By September 21, 2021January 2nd, 2022No Comments

A Message from MSA-CESS Interim President Henry Cram, Ed.D.

Though students and teachers in most communities may be back in the classroom this fall, the COVID-19 pandemic is still weighing heavy.

We have all lost a great deal during the pandemic. Lost learning, lost experience and lost confidence in the safety of the world.

If nothing else, though, the pandemic has made it clear that our priorities for this year must be health and safety, educational programs and accountability, and student life.

Health and Safety

Unless our students and teachers feel safe, learning will not take place.

Schools need to take the lead in fighting misinformation about the virus and the vaccine. Schools must encourage vaccinations, and in their absence, insist on the implementation of science-based recommendations about masks, social distancing and personal hygiene.
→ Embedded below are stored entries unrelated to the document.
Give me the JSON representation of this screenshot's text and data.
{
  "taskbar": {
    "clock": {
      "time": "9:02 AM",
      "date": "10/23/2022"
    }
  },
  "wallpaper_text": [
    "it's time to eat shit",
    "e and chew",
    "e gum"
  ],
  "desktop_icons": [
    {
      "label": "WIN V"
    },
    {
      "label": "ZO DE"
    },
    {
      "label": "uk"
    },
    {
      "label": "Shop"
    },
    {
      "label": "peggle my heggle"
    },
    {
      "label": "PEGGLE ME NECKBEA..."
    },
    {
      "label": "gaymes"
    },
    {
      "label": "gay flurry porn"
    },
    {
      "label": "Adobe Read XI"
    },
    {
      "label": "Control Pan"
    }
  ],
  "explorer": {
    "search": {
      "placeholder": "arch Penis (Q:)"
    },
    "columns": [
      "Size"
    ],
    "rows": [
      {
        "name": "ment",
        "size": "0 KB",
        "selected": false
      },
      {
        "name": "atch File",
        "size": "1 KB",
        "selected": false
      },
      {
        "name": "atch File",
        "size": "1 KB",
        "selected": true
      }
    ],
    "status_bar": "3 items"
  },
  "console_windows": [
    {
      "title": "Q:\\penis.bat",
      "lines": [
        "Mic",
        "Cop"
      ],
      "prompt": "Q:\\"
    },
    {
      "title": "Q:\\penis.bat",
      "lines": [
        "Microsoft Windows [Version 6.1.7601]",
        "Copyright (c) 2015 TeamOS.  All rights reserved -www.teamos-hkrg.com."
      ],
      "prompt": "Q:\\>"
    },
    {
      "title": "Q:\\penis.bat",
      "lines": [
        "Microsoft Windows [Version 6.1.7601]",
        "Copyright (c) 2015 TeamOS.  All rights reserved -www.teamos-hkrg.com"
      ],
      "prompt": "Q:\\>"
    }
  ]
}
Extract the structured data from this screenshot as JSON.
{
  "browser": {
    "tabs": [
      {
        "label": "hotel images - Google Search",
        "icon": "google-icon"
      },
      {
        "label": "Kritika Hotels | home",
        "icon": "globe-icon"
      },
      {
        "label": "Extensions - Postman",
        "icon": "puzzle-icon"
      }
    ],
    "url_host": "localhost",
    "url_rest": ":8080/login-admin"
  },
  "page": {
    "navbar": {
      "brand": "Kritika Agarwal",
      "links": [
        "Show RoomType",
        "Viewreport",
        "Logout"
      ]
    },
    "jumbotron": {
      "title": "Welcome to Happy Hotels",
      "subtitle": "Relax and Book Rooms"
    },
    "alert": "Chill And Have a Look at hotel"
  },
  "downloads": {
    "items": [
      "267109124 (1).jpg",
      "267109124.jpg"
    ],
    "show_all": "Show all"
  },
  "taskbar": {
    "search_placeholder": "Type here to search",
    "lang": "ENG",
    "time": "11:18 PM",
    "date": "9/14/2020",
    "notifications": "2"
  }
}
Educational Programs and Accountability

Schools must conduct a real assessment of what students have learned or failed to learn during this extended interruption of classes. Curriculums will need to be reviewed and adjusted to address learning gaps — large and small — if we are to avoid dooming students to future failure.

Student Life

Student life activities and student services need to be redesigned and expanded to address the adjustment all students will face as they begin the path back to school and learning, back to sports and school activities, and back to regular personal lives.

Social and emotional learning will need to be integrated into academic and co-curricular programs whether offered in person or online to ensure that they provide students with the support they need as they acclimate to learning in a post-pandemic world.

The Path Back

Schools have always been and will continue to be the path back as we recover and adapt.

This time around though it will take more imagination, a rethinking of what we do and a greater commitment to getting it done.

By focusing on our students’ health and safety first, adjusting our educational programs to meet their immediate academic needs and by attending to their social and emotional well-being we will get it done.